A bit of a disclaimer: as I was trying to explain to a certain Mr Cavalier several threads back, this is not intended to be a serious blog and it certainly isn't trying to make any kind of serious point (except possibly in relation to pop music, which, obviously, is an extremely serious topic.) I am also aware that blogs are not the greatest place for emotion. But I am going to break the rules just this once so, as they say in football, if you don't want to see the result, look away now...

I spent the weekend in glorious Somerset doing wonderfully little (there not being a vast amount to choose from) and I came across a huge bag of photos, loose and in albums, which my parents had liberated after my grandma died and it struck me how precious a find this was. They chronicle our family from the 1930s right up until the present day, and I wonder what anybody else might make of them, what impression they might give if you're distanced from it all. If I was famous, or from some greatly distinguished family, they're the kind of things you'd publish and lots of people would pay good money for them. But I'm not, and they won't, and I'm not even going to put them up on the blog, partly because I'm technologically inept, and partly because nobody will give a damn if I do. Why after all would other people want to see photos of families of kids outside terraced houses in uncomfortable-looking jumpers, or photos of groups of us crammed into various small living rooms eating off paper plates? There are also a disproportionate number of photos of first communions and confirmations, of bored little girls in white dresses and veils and rosaries hung over their clasped hands, looking decidely unimpressed, and lots of my Aunty Kath standing next to various members of Catholic clergy looking piously smug.
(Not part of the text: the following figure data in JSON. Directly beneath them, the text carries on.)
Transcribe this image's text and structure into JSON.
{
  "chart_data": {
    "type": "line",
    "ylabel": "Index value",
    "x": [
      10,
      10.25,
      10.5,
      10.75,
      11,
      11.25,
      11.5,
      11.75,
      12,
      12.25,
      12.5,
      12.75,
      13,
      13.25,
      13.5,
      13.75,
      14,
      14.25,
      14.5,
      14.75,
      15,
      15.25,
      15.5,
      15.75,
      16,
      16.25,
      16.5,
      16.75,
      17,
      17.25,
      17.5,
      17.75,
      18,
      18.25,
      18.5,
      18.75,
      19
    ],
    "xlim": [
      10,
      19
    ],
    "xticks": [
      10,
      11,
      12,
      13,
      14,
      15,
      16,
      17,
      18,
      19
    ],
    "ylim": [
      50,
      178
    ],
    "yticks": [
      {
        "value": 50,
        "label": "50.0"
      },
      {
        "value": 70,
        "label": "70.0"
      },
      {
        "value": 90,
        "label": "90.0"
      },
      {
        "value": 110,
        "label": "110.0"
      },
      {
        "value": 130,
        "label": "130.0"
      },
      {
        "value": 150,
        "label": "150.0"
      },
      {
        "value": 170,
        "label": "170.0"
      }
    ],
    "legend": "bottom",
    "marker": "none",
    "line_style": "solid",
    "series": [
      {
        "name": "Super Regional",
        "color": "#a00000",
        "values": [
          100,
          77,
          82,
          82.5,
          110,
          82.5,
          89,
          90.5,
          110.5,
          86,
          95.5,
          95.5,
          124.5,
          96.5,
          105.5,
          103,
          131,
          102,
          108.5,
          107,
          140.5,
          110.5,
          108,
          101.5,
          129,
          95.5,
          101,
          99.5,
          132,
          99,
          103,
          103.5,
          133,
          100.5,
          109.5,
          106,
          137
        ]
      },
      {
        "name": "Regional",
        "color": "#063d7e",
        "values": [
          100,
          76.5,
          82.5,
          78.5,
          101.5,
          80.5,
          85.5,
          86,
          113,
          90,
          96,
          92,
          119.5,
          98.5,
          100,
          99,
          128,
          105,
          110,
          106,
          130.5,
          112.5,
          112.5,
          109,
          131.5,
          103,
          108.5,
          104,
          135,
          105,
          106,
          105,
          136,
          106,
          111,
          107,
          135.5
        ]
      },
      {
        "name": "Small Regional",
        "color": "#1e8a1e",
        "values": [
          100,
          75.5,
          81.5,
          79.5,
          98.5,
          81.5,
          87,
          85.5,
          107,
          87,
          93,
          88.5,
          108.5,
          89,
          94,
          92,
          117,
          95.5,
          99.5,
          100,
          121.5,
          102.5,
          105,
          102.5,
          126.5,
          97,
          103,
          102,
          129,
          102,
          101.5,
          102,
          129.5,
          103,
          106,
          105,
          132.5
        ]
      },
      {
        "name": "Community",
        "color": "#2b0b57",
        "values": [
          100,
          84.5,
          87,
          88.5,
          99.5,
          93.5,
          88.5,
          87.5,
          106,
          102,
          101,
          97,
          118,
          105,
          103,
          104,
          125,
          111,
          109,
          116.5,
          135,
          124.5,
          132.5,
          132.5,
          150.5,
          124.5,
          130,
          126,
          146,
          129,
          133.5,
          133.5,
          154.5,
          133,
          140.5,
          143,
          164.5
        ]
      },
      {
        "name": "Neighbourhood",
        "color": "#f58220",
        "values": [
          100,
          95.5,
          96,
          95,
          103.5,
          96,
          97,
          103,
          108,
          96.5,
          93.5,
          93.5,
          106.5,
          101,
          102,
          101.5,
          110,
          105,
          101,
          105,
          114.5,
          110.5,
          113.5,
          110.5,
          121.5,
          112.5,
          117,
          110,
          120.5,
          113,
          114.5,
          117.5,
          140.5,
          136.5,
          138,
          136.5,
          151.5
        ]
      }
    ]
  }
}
It was also funny how the same clothes appeared over the space of a decade or so on various different family members (this includes wedding dresses, which doubled as wedding dresses, confirmation dresses and baptism gowns.) The other interesting thing about old photos is that it reminds you of what dreadful taste your family had in wallpaper and curtains. You think Changing Rooms is cringe-inducing? We used to have orange curtains and carpet in our lounge, which made it look a bit like an Easyjet waiting room. I found some gorgeous pictures of my grandmother on the beach at Scarborough, looking as though she was trying to look like Ingrid Bergman, then some less glamorous ones of her in her waitress uniform, and later her care home uniform, then lots of photographs of my grandma with various old ladies in tow invariably eating fish and chips.

I'm not sure where I'm going with this one, except to point out, because this is the kind of cheerful mood I'm in today, that life sucks.

Am planning an evening in involving me, the Smiths, old photos and alcohol.